Q: Can this method work for new altcoins?

A: Only if they have mature peers to compare against. For entirely novel projects (e.g., new L1s with unique consensus), direct comparisons may lack validity. Wait until ecosystems stabilize before applying this model.

Q: What tools can I use to gather on-chain data?

A: Reliable sources include BitInfoCharts, Glassnode, CoinGecko, and CoinMarketCap. Always cross-reference data across platforms to avoid inaccuracies.

Q: Does higher transaction count always mean better value?

A: No. As seen with BSV, high transaction volume can stem from non-economic activity (e.g., spam or testing). Look for sustained growth in unique active addresses and value settled per transaction for more reliable signals.

Q: How often should I re-evaluate my comparisons?

A: Weekly tracking over several months provides meaningful trends. Short-term fluctuations are normal; long-term divergence between usage and price is what signals opportunity.

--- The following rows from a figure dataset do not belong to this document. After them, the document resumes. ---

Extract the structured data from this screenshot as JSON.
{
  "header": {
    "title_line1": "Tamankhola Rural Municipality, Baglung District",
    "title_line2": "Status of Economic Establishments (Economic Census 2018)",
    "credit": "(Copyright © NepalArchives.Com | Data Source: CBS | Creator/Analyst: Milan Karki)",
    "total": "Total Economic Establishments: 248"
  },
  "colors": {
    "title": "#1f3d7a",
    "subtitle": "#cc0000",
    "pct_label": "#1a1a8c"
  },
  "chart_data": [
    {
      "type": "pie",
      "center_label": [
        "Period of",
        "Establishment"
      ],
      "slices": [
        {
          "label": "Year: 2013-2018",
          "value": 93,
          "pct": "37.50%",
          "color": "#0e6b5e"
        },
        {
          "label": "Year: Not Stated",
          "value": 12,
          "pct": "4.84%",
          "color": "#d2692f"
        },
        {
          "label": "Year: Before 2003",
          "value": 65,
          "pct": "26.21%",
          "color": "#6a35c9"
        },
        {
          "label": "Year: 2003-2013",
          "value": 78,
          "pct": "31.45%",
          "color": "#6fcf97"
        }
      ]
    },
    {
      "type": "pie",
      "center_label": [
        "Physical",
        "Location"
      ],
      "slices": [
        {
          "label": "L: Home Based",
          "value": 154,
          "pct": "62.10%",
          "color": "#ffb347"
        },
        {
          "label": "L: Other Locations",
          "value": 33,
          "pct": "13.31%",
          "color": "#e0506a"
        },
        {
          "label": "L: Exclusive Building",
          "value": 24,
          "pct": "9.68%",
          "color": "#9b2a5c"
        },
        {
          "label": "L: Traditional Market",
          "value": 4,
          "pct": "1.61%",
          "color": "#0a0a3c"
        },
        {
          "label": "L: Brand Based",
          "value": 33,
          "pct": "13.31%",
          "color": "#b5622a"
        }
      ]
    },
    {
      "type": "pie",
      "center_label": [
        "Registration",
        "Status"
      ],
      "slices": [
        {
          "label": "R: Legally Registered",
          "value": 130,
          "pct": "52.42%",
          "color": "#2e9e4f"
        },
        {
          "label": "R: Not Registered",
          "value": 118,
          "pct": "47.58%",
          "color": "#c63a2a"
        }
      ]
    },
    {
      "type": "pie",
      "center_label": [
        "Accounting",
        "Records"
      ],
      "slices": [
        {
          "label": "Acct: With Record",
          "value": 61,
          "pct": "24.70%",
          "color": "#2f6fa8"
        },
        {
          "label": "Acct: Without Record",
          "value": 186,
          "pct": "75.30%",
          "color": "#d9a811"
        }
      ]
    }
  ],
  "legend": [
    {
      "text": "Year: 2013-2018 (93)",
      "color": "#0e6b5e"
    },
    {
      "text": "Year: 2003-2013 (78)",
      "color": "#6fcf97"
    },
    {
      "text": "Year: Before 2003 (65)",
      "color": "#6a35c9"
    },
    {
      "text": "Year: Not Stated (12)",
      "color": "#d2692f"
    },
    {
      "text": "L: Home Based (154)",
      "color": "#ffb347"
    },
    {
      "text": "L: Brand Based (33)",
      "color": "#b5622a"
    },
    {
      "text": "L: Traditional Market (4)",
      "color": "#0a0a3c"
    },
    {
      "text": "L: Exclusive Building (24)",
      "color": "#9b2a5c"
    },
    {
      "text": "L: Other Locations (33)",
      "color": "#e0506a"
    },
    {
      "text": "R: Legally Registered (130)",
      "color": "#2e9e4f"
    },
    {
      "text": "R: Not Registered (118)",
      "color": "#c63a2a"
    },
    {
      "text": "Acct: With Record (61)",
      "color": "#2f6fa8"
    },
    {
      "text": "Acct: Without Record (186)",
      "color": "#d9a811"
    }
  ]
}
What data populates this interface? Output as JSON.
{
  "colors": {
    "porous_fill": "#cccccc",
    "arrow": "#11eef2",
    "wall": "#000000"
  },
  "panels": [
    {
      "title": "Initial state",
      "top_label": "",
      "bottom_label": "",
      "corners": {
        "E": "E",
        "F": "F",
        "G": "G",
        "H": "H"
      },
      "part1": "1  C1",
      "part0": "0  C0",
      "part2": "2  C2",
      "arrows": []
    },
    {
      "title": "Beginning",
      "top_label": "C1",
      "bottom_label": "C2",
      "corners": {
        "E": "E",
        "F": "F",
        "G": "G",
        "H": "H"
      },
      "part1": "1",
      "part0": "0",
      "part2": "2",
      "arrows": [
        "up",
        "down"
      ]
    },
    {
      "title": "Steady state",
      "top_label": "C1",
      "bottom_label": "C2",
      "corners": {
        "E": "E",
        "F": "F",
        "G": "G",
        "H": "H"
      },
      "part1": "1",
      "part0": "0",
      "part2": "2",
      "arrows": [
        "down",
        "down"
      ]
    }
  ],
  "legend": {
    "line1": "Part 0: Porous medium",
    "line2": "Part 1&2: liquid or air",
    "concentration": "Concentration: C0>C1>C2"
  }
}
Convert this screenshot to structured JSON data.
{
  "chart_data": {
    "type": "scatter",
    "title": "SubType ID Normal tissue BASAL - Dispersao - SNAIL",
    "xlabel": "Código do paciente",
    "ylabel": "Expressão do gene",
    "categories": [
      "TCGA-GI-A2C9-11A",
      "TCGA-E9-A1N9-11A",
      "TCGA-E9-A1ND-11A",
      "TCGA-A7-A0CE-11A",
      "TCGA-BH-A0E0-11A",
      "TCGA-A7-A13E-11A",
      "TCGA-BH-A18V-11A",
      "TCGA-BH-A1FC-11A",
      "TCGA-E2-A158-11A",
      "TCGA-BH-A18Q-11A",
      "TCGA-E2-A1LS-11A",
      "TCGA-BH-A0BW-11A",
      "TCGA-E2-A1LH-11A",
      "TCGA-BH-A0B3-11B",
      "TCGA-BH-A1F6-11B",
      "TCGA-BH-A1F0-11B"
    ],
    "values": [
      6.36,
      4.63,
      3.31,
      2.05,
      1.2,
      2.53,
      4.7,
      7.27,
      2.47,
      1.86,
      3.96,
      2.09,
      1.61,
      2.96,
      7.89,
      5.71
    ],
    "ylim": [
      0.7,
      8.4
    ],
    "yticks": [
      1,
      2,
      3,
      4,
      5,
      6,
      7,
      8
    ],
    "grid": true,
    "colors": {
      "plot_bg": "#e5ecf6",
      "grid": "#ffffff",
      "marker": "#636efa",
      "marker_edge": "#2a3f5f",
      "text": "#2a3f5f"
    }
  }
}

Q: Can I automate this analysis?

A: Yes. Many APIs (like Glassnode or CryptoCompare) allow automated data pulls. You can build dashboards in spreadsheets or visualization tools to monitor ratios over time.


Strategic Implications for Investors

For holders of multiple similar assets (e.g., both BTC and BCH), this framework enables a proactive swap strategy: rotating into the relatively undervalued asset based on usage-to-price ratios.

Over time, if markets correct inefficiencies, such swaps could increase total holdings—even without predicting macro price movements.

New investors can use this method to decide between competing projects in the same niche, reducing reliance on hype and increasing confidence in data-backed choices.

👉 Start applying on-chain metrics to refine your crypto portfolio today.


Final Thoughts

While no model guarantees profits, relative valuation grounded in transparent, verifiable data offers a disciplined approach to navigating crypto markets.

It won’t tell you when to buy or sell—but it can help answer what to hold.

Track usage metrics weekly. Compare consistently. Stay skeptical of outliers. And remember: true value emerges not from isolated numbers, but from sustained, organic adoption.

By combining technical understanding with empirical observation, you position yourself not as a gambler, but as an informed participant in the evolving digital economy.